In the South, Deepavali, also known as Naraka Chaturdashi, is a day-long festival, celebrated to commemorate Krishna’s victory over Narakasura. The South is again vast, with the festival having regional differences all over it. In Andhra Pradesh, Tamil Nadu and Karnataka, the day begins with an oil bath at sunrise. People clean their houses and decorate them with Kolam designs: Kolam is similar to rangoli but is made with rice flour. Offerings are made to the God of betel nuts, kullu, gingery oil and turmeric powder. Thereafter, people eat sweets and burst crackers in the daytime.

Diwali in South India

Deepavali also marks the day of the closing of agricultural practices. Thus, goddess Lakshmi is worshipped in the morning.

Some parts of Hyderabad even worship Narakasura, whom they believe was a Dali king and nature lover who was unjustly killed on this day. People erect idols of the asura, sing his praises and mourn his death.

On the Karnataka coast, this day is celebrated with a ritual called Balipadyami. People worship the Asura king Bali who was killed by Vaman, an avatar of Vishnu, on this day. Part of the celebrations include farmers offering food around their paddy fields.

In West Bengal, Diwali coincides with Kali puja, which is the biggest festival after Durga pooja. Kali Puja is a light-up night for Bengal. People decorate their homes with diyas, candles and lights and draw colourful rangolis on the floors of their homes. Children and adults burst firecrackers and burn sparklers throughout the night. A large number of devotees visit the temples to offer prayers to the goddess and animals, especially goats are sacrificed in some places.

Kali pooja coincides with Diwali in Bengal 

The hub of trade and business in India, Gujarat celebrates Dhanteras on a grand scale. In many households, women apply kajal made from the flames of the diyas to bring in some fortune and prosperity. Moreover, people of all religions celebrate Diwali in Rajasthan. The city celebrates it over 5 days with the castles, and monuments gleaning with lights.

A shining Rajisthan on Diwali 

Diwali in Maharashtra begins on the 12th day of the second half of the Hindu month Ashwin, and is called Vasu Baras. Preparations begin way before the actual days of the festival, with women of the house preparing various sweets and savouries collectively known as faral (loosely translated as snacks) along with shopping for the five-day-long celebrations.

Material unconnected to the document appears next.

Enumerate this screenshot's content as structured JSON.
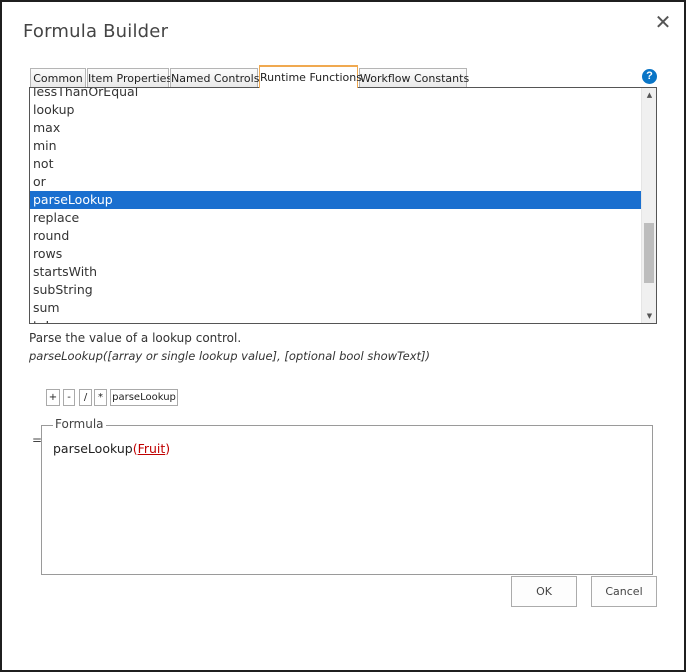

Over the years, Diwali has become a major cultural holiday with people celebrating it irrespective of caste and religion. One just has to join the festivities as the markets take a different colour, new exciting offers lure the customers and houses get decorated all over the colony. With the early winter gracing the climate, everything feels more cheerful. India, in its diversity, hosts several Diwalis, each unique in its own way. Every year, it becomes a time of celebration, unity and lights.